Permainan catur yang menjadi bagian dari hidup Ivan juga bukan sekadar aktivitas latar. Permainan catur seperti menjadi simbol dari cara kita mengelola emosi, mengambil keputusan, dan memahami lawan bicara dalam hidup.
Dalam keheningan papan catur, Ivan menemukan ruang untuk merasa aman, bahkan mungkin merasa hidup. Bagi kita yang pernah melarikan diri ke dalam hobi atau rutinitas saat hidup terasa berat, ini tentu terasa sangat relevan.
Tema kesedihan dan kesendirian hadir dengan kuat sepanjang cerita. Rooney menggambarkan bahwa berduka tidak selalu berarti menangis atau meratap, tapi bisa juga hadir dalam ruang dan jarak yang terbentuk dengan cara yang tak lagi sama.
Meskipun sedarah, Peter dan Ivan masih memiliki banyak pertanyaan terhadap satu sama lain. Perubahan dinamika kehidupan dari fase remaja hingga sama-sama dewasa pun menghadirkan banyak pengalaman baru. Salah satunya adalah soal seberapa sering kita merasa sendiri meskipun berada di tengah orang yang kita sayangi?

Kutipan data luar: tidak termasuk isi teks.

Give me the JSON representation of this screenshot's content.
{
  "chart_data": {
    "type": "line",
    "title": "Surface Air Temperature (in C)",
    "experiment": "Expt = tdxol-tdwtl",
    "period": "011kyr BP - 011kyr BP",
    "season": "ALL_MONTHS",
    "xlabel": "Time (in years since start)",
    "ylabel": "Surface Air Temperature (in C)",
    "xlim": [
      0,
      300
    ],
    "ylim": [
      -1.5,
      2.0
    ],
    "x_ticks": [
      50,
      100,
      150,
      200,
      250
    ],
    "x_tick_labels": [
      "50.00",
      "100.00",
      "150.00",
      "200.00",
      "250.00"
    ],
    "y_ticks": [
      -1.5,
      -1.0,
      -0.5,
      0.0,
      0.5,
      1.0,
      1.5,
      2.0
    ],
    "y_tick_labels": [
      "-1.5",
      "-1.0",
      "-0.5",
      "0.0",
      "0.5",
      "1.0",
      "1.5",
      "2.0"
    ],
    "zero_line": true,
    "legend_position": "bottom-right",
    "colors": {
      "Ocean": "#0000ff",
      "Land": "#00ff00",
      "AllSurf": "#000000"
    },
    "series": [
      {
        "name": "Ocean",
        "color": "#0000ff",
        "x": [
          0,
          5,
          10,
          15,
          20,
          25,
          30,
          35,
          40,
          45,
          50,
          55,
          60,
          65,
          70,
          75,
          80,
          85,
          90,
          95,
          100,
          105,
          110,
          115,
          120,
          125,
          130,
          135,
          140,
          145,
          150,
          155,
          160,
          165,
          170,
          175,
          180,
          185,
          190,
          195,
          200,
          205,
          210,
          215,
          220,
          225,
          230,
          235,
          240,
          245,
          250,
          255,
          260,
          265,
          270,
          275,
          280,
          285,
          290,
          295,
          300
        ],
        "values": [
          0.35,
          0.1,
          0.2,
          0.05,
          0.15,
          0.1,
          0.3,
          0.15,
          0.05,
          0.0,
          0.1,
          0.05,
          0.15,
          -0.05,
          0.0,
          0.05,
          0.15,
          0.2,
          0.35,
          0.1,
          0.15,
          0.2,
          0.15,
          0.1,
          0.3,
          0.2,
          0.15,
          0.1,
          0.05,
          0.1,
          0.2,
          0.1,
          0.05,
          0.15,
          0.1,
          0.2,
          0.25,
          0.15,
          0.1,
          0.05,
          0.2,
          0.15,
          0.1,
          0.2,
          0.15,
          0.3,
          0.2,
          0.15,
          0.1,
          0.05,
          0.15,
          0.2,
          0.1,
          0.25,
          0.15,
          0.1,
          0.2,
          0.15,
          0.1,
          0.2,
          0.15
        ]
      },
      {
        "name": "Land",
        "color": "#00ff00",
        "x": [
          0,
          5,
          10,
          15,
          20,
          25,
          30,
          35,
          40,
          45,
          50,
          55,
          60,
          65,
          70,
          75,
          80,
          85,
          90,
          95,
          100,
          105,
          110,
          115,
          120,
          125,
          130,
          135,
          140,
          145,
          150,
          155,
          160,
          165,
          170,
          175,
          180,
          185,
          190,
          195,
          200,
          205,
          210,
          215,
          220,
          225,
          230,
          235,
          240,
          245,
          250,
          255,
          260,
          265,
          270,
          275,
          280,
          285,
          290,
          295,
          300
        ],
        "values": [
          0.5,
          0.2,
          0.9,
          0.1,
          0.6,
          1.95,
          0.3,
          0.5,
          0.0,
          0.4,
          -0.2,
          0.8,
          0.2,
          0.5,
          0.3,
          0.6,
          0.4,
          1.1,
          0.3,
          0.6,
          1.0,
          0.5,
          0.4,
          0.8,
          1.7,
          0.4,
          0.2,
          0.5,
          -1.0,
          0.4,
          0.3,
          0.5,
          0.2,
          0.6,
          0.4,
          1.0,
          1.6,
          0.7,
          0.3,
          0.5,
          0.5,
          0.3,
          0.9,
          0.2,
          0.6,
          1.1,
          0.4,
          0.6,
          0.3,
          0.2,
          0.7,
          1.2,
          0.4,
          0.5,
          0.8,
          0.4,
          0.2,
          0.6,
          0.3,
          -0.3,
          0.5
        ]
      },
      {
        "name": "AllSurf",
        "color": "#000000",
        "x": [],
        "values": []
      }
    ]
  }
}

Di sisi lain, kita juga diajak untuk bertanya tentang identitas dan makna hidup. Peter sedang belajar menjadi lebih dewasa dan bijaksana, sementara Ivan tengah membentuk jati dirinya. Mereka berdua berada dalam fase hidup yang menuntut banyak keputusan penting. Pertanyaan-pertanyaan eksistensial hadir tanpa jawaban pasti, tetapi justru karena itulah novel ini terasa begitu manusiawi dan tulus.
Intermezzo adalah novel dengan alur yang mengalun pelan. Narasinya bisa dibilang berjalan lambat, tetapi cocok bagi kita yang suka menikmati kedalaman karakter dan suasana kontemplatif.
Menariknya, akhir cerita Intermezzo tidak menawarkan penyelesaian dramatis. Seperti karya Rooney sebelumnya, kita tidak diberi jawaban final. Akhir cerita menjadi ruang refleksi: akankah Peter dan Ivan benar-benar bisa menemukan kedekatan emosional yang mereka butuhkan? Apakah kehilangan bisa menjadi jembatan baru untuk saling memahami?
Terjemahan novel Intermezzo dalam bahasa Indonesia masih terasa ada yang kurang pas, terutama pada beberapa kalimat yang terasa kehilangan maknanya atau sulit dipahami. Ada bagian-bagian yang terasa hilang atau frasa yang masih belum lengkap, yang membuat pembaca bisa saja kesulitan untuk menangkap makna yang dimaksud.
Jika kamu mencari kisah yang meledak-ledak dengan konflik besar, mungkin perlu menyesuaikan ekspektasi. Namun, jika kamu mencari cerita yang menyentuh batin dan menggambarkan pergulatan emosi dengan cara yang lembut dan apa adanya, maka novel ini bisa jadi rekomendasi yang menarik.